Description
Data-centric applications such as artificial intelligence and the Internet of Things (IoT) impose increasingly stringent demands on the performance, the security and the energy efficiency of modern computing architectures. Traditional approaches are often unable to keep pace with these requirements making necessary to explore innovative paradigms such as in-memory computing. This paradigm is particularly promising as it minimizes the data movement between memory and processing units, one of the most important bottleneck in conventional systems. Ferroelectric transistors (FeFETs) are at the forefront of this innovation, pushing the boundaries by enabling the development of intrinsically non-volatile logic gates. These gates enables tight integration of memory and logic. This concept is known as Logic in Memory (LiM) and offers a significant reduction of energy consumption while improving computational speed at the same time.

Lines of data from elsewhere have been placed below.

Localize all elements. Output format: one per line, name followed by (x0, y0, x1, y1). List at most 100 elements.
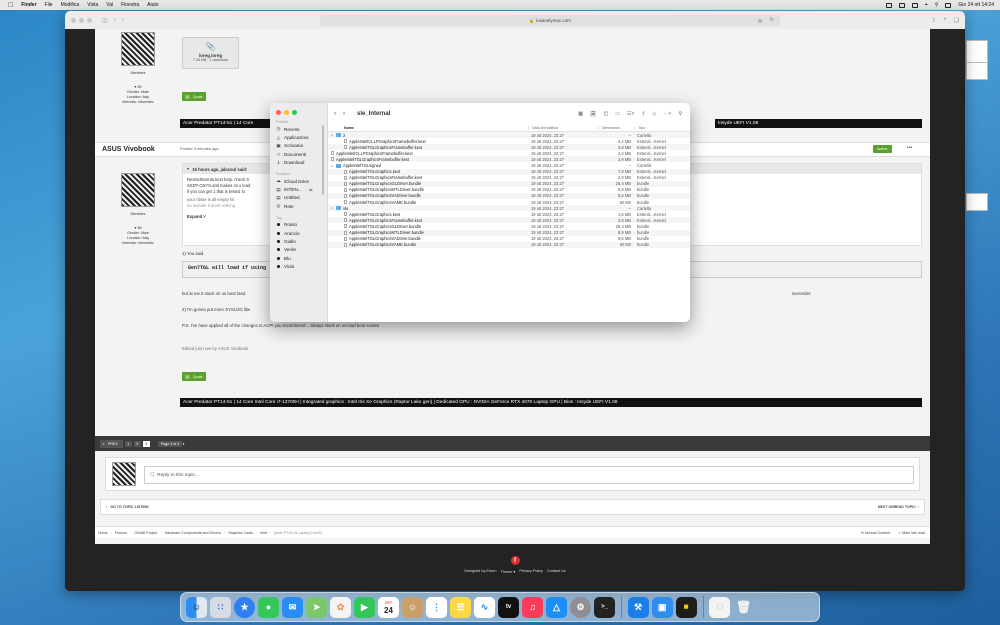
screen-mirror-icon[interactable] (898, 2, 905, 8)
topic-listing-link[interactable]: ‹ GO TO TOPIC LISTING (106, 505, 149, 509)
tabs-overview-icon[interactable]: ❏ (954, 17, 959, 24)
finder-minimize-button[interactable] (284, 110, 289, 115)
next-unread-link[interactable]: NEXT UNREAD TOPIC › (878, 505, 919, 509)
prev-page-button[interactable]: « PREV (100, 439, 123, 448)
tag-icon[interactable]: ◇ (653, 111, 657, 117)
apple-menu-icon[interactable]:  (8, 2, 13, 9)
maps-icon[interactable]: ➤ (306, 596, 327, 618)
desktop-file-icon[interactable] (962, 62, 992, 82)
file-row[interactable]: AppleIntelTGLGraphicsFramebuffer.kext 19 … (328, 156, 690, 163)
breadcrumb-item[interactable]: Home (98, 531, 108, 535)
preview-icon[interactable]: ▣ (651, 596, 673, 618)
finder-icon[interactable]: ☺ (186, 596, 207, 618)
search-icon[interactable]: ⚲ (678, 111, 682, 117)
avatar[interactable] (121, 173, 155, 207)
safari-icon[interactable]: ✯ (234, 596, 255, 618)
desktop-file-icon[interactable] (962, 193, 992, 213)
icon-view-icon[interactable]: ▦ (578, 111, 583, 117)
menu-window[interactable]: Finestra (121, 2, 139, 8)
page-3-button[interactable]: 3 (142, 440, 150, 447)
reload-icon[interactable]: ↻ (770, 17, 774, 23)
menu-view[interactable]: Vista (87, 2, 98, 8)
sidebar-item-recents[interactable]: ◷ Recenti (270, 125, 327, 133)
status-menu-icon[interactable] (885, 2, 892, 8)
menu-edit[interactable]: Modifica (61, 2, 80, 8)
new-tab-icon[interactable]: + (943, 17, 947, 24)
page-label[interactable]: Page 3 of 3 ▾ (156, 440, 187, 448)
menu-clock[interactable]: Gio 24 ott 14:24 (958, 2, 994, 8)
reader-icon[interactable]: ▤ (758, 18, 762, 23)
calendar-icon[interactable]: OTT 24 (378, 596, 399, 618)
file-row[interactable]: AppleIntelTGLGraphics.kext 19 ott 2024, 2… (328, 211, 690, 217)
battery-icon[interactable] (911, 2, 918, 8)
sidebar-tag-green[interactable]: Verde (270, 246, 327, 254)
close-window-button[interactable] (71, 17, 76, 23)
breadcrumb-item[interactable]: Graphics Cards (228, 531, 253, 535)
sidebar-item-desktop[interactable]: ▣ Scrivania (270, 142, 327, 150)
file-row[interactable]: AppleIntelTGLGraphicsFramebuffer.kext 19 … (328, 175, 690, 181)
page-2-button[interactable]: 2 (133, 440, 141, 447)
menu-file[interactable]: File (45, 2, 53, 8)
file-row[interactable]: AppleIntelICLLPGraphicsFramebuffer.kext 1… (328, 150, 690, 156)
gallery-view-icon[interactable]: ▭ (615, 111, 620, 117)
file-row[interactable]: AppleIntelTGLGraphicsVAME.bundle 19 ott 2… (328, 241, 690, 248)
zoom-window-button[interactable] (87, 17, 92, 23)
control-center-icon[interactable] (945, 2, 952, 8)
sidebar-item-untitled[interactable]: ▤ Untitled (270, 194, 327, 202)
file-row[interactable]: AppleIntelTGLGraphicsVADriver.bundle 19 o… (328, 192, 690, 200)
column-date[interactable]: Data di modifica (528, 126, 598, 130)
trash-icon[interactable]: 🗑 (733, 597, 754, 618)
wifi-icon[interactable]: ⌖ (925, 2, 928, 8)
footer-privacy-link[interactable]: Privacy Policy (519, 569, 543, 574)
menu-go[interactable]: Vai (106, 2, 113, 8)
file-row[interactable]: AppleIntelTGLGraphicsMTLDriver.bundle 19 … (328, 187, 690, 193)
post-menu-icon[interactable]: ••• (907, 145, 912, 151)
tv-icon[interactable]: tv (498, 596, 519, 618)
share-icon[interactable]: ⇧ (931, 17, 936, 24)
eject-icon[interactable]: ⏏ (309, 187, 313, 193)
sidebar-tag-blue[interactable]: Blu (270, 254, 327, 262)
sidebar-tag-yellow[interactable]: Giallo (270, 237, 327, 245)
facebook-icon[interactable]: f (510, 556, 520, 565)
folder-row[interactable]: ∨ AppleIntelTGLsigned 19 ott 2024, 23:27 --… (328, 162, 690, 168)
column-size[interactable]: Dimensioni (598, 126, 634, 130)
breadcrumb-item[interactable]: Hardware Components and Drivers (165, 531, 221, 535)
minimize-window-button[interactable] (79, 17, 84, 23)
column-name[interactable]: Nome (328, 126, 528, 130)
sidebar-tag-orange[interactable]: Arancio (270, 229, 327, 237)
freeform-icon[interactable]: ∿ (474, 596, 495, 618)
hardware-monitor-icon[interactable]: ▦ (675, 596, 697, 618)
reply-input[interactable]: 🗨 Reply to this topic... (144, 466, 914, 484)
unread-content-link[interactable]: ✉ Unread Content (861, 531, 890, 535)
avatar[interactable] (121, 32, 155, 66)
sidebar-item-documents[interactable]: □ Documenti (270, 150, 327, 158)
file-row[interactable]: AppleIntelTGLGraphicsFramebuffer.kext 19 … (328, 217, 690, 224)
footer-theme-link[interactable]: Theme ▾ (501, 569, 516, 574)
file-row[interactable]: AppleIntelTGLGraphicsFramebuffer.kext 19 … (328, 144, 690, 151)
column-view-icon[interactable]: ◫ (603, 111, 608, 117)
sidebar-scrollbar[interactable] (322, 125, 324, 195)
share-icon[interactable]: ⇧ (641, 111, 645, 117)
footer-contact-link[interactable]: Contact Us (547, 569, 566, 574)
quote-button[interactable]: + Quote (182, 92, 206, 101)
file-row[interactable]: AppleIntelTGLGraphicsVADriver.bundle 19 o… (328, 236, 690, 242)
sidebar-toggle-icon[interactable]: ◫ (102, 17, 108, 24)
search-icon[interactable]: ⚲ (935, 2, 939, 8)
mark-read-link[interactable]: ✓ Mark site read (898, 531, 925, 535)
sidebar-item-applications[interactable]: △ Applicazioni (270, 133, 327, 141)
group-icon[interactable]: ☷˅ (627, 111, 634, 117)
sidebar-item-inten[interactable]: ▤ INTEN... ⏏ (270, 185, 327, 193)
file-row[interactable]: AppleIntelICLLPGraphicsFramebuffer.kext 1… (328, 138, 690, 144)
finder-close-button[interactable] (276, 110, 281, 115)
menu-help[interactable]: Aiuto (147, 2, 158, 8)
file-row[interactable]: AppleIntelTGLGraphicsVAME.bundle 19 ott 2… (328, 199, 690, 205)
breadcrumb-item[interactable]: Intel (260, 531, 267, 535)
attachment[interactable]: 📎 ioreg.ioreg 7.35 MB · 1 download (182, 37, 239, 69)
post-author[interactable]: ASUS Vivobook (102, 146, 155, 153)
mail-icon[interactable]: ✉ (282, 596, 303, 618)
launchpad-icon[interactable]: ∷ (210, 596, 231, 618)
forward-icon[interactable]: › (122, 17, 124, 24)
sidebar-item-icloud[interactable]: ☁ iCloud Drive (270, 177, 327, 185)
xcode-icon[interactable]: ⚒ (627, 596, 649, 618)
folder-row[interactable]: ∨ sle 19 ott 2024, 23:27 -- Cartella (328, 205, 690, 212)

However, the transition from concept to application is far from easy and a lot of challenges have yet to be overcome. Designing non-volatile logic gates is just the first step; these components must also be integrated into complete, functioning architectures capable of handling complex operations, such as cryptographic algorithms. The methodology we propose addresses these challenges by outlining a process for designing such operations using FeFETs, embedding them within a full-scale computing framework, and rigorously evaluating their performance and benefits. Furthermore, the development of these LiM structures raises new issues in logic synthesis, requiring the adaptation of existing synthesis tools or the creation of new ones. Addressing these challenges is crucial for the successful implementation of LiM-based systems in real-world applications.